Hans Hegner is named as the owner of the Hammer zu Heringnohe in 1387 and the Sulzbacher Eisengewerke Albrecht Frank († 1480) in 1438 . His father had large reservoirs built in Heringnohe around 1400 to operate the hammer. Albrecht Frank was followed by his son Wilhelm, who mostly lived in Regensburg and married his daughter Ursula to Lienhart Portner. This inherited Heringnohe in 1517; his son Albrecht Portner († 1540) was the next to receive the Sulzbach inheritance, which was followed by his son Wilhelm, who expanded the hammer. The Portner family was represented here by the descendants Elias and Hans Adam.
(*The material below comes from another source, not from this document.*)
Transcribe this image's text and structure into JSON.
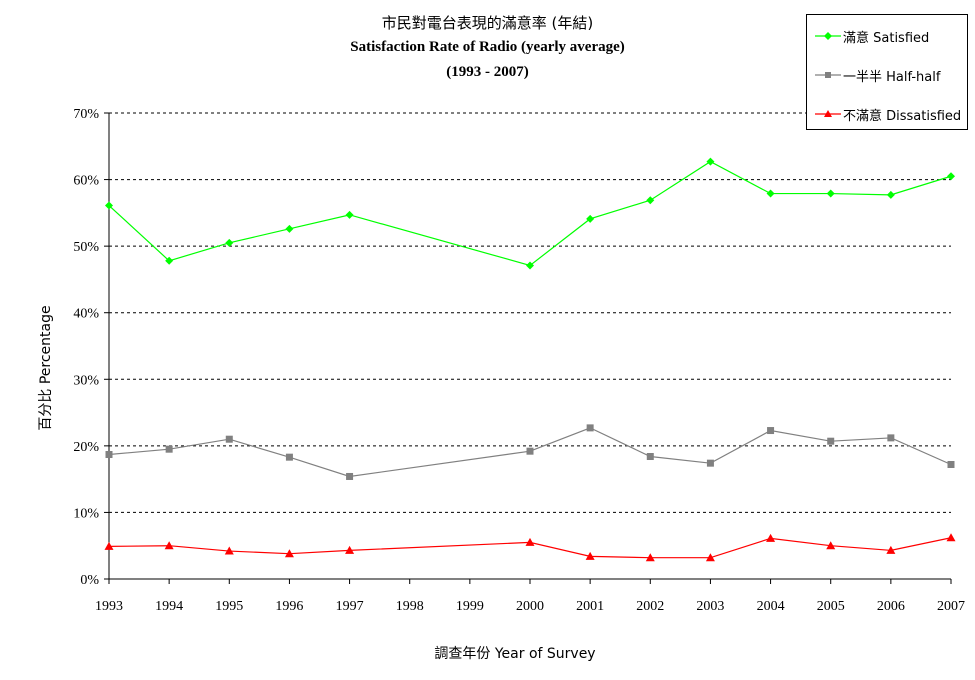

The latter refused to convert and had to emigrate without receiving any compensation for his property. During the Thirty Years' War , the administrator Johann Kohler asked in 1630 to reduce the war burden. The Heringnohe estate was given to the Bamberg canon Ulrich von Plettenberg in 1631 . 1641 Johann Kohler is run as hammer owner. Around 1700 the hammer lords got the right to brew beer. During the secularization of the Principality of Bamberg, the hammer came to the Upper Palatinate and the Amberg District Court on April 7, 1803 .

Other owners were Kaspar Gessel (1683), then the farmer Graf from Oberweißbach (around 1740). Georg Graf had three sons: Georg Johann, Johann Georg and Johann Baptist, from whom Georg Johann received the Hammer Heringnohe, Johann Georg the Hammergut Altneuhaus and Johann Baptist the Hammergut Altenweiher. Johann Georg Graf is the progenitor of the ennobled "von Grafenstein" family. After the "von Graf", the Heringnohe estate went to the von Lindenfels family in 1847, who owned the hammer for about two decades.

March 6, 1867 the property came to Christoph Kredler; under this went the hammer mill. Under his son († 1931) the property went into debt again. The businessman Hans Götz from Freihung bought the plant in 1931 and brought it to economic boom. After his death in 1957, Emma Götz and then her son Oswald Götz took over the estate. Today Joachim Götz is the owner of Heringnohe and runs an inn here.

Heringnohe Castle today

The former hammer lock is a three-story, plastered solid building with a crooked hip roof . Under the hips there is a niche structure with partly drilled and profiled walls. The building was erected around 1530. A servants' house, a two-storey sandstone block building with a gable roof, cornices and partly drilled cloaks from the 18th and 19th centuries belongs to the castle building. Inside the castle there are yellow-glazed ovens from the classical period in several rooms .

The Catholic Chapel of St. Laurentius is built on the south-east corner of the castle . This is a plastered and three-sided closed hall building made of stone with a gable roof and a roof turret from the 18th or 19th century.

literature

  • Franz Michael Ress: Buildings, monuments and foundations of German ironworkers . Written on behalf of the Association of German Ironworkers . Verlag Stahleisen, Düsseldorf 1960, DNB  453998070 , p. 138-139 .
  • Martin Fitzthum: The Hammergut Heringnohe near Vilseck. Die Oberpfalz , 1969, Volume 57, pp. 179-180.